19.12 • Biological Reductions
As a general rule, nucleophilic addition reactions are characteristic only of aldehydes and ketones, not of carboxylic acid derivatives. The reason for the difference is structural. As discussed previously in the Preview of Carbonyl Chemistry, and shown in Figure 19.12, the tetrahedral intermediate produced by addition of a nucleophile to a carboxylic acid derivative can eliminate a leaving group, leading to a net nucleophilic acyl substitution reaction. The tetrahedral intermediate produced by addition of a nucleophile to an aldehyde or ketone, however, has only alkyl or hydrogen substituents and thus can’t usually expel a leaving group. One exception to this rule is the Cannizzaro reaction, discovered in 1853.
The Cannizzaro reaction takes place by nucleophilic addition of OH– to an aldehyde to give a tetrahedral intermediate, which expels hydride ion as a leaving group and is thereby oxidized. A second aldehyde molecule accepts the hydride ion in another nucleophilic addition step and is thereby reduced. Benzaldehyde, for instance, yields benzyl alcohol plus benzoic acid when heated with aqueous NaOH.
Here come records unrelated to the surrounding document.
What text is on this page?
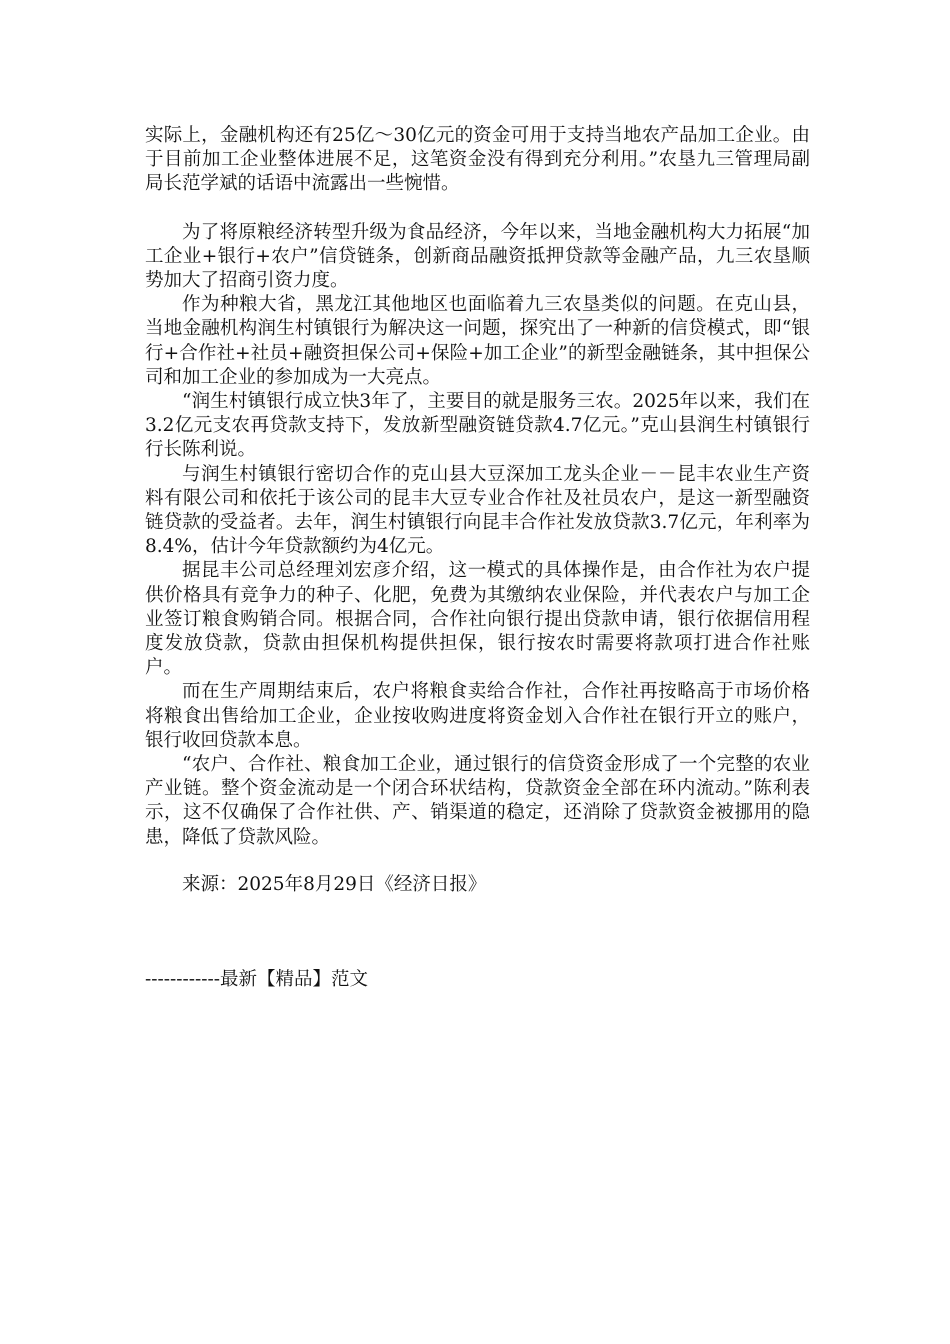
实际上，金融机构还有25亿～30亿元的资金可用于支持当地农产品加工企业。由于目前加工企业整体进展不足，这笔资金没有得到充分利用。”农垦九三管理局副局长范学斌的话语中流露出一些惋惜。

为了将原粮经济转型升级为食品经济，今年以来，当地金融机构大力拓展“加工企业+银行+农户”信贷链条，创新商品融资抵押贷款等金融产品，九三农垦顺势加大了招商引资力度。

作为种粮大省，黑龙江其他地区也面临着九三农垦类似的问题。在克山县，当地金融机构润生村镇银行为解决这一问题，探究出了一种新的信贷模式，即“银行+合作社+社员+融资担保公司+保险+加工企业”的新型金融链条，其中担保公司和加工企业的参加成为一大亮点。

“润生村镇银行成立快3年了，主要目的就是服务三农。2025年以来，我们在3.2亿元支农再贷款支持下，发放新型融资链贷款4.7亿元。”克山县润生村镇银行行长陈利说。

与润生村镇银行密切合作的克山县大豆深加工龙头企业－－昆丰农业生产资料有限公司和依托于该公司的昆丰大豆专业合作社及社员农户，是这一新型融资链贷款的受益者。去年，润生村镇银行向昆丰合作社发放贷款3.7亿元，年利率为8.4%，估计今年贷款额约为4亿元。

据昆丰公司总经理刘宏彦介绍，这一模式的具体操作是，由合作社为农户提供价格具有竞争力的种子、化肥，免费为其缴纳农业保险，并代表农户与加工企业签订粮食购销合同。根据合同，合作社向银行提出贷款申请，银行依据信用程度发放贷款，贷款由担保机构提供担保，银行按农时需要将款项打进合作社账户。

而在生产周期结束后，农户将粮食卖给合作社，合作社再按略高于市场价格将粮食出售给加工企业，企业按收购进度将资金划入合作社在银行开立的账户，银行收回贷款本息。

“农户、合作社、粮食加工企业，通过银行的信贷资金形成了一个完整的农业产业链。整个资金流动是一个闭合环状结构，贷款资金全部在环内流动。”陈利表示，这不仅确保了合作社供、产、销渠道的稳定，还消除了贷款资金被挪用的隐患，降低了贷款风险。

来源：2025年8月29日《经济日报》

------------最新【精品】范文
The Cannizzaro reaction is rarely used today but is interesting mechanistically because it is a simple laboratory analogy for the primary biological pathway by which carbonyl reductions occur in living organisms. In nature, as we saw in Section 17.4, one of the most important reducing agents is NADH, reduced nicotinamide adenine dinucleotide. NADH donates H– to aldehydes and ketones, thereby reducing them, in much the same way that the tetrahedral alkoxide intermediate in a Cannizzaro reaction does. The electron lone pair on a nitrogen atom of NADH expels H– as leaving group, which adds to a carbonyl group in another molecule (Figure 19.13). As an example, pyruvate is converted during intense muscle activity to (S)-lactate, a reaction catalyzed by lactate dehydrogenase.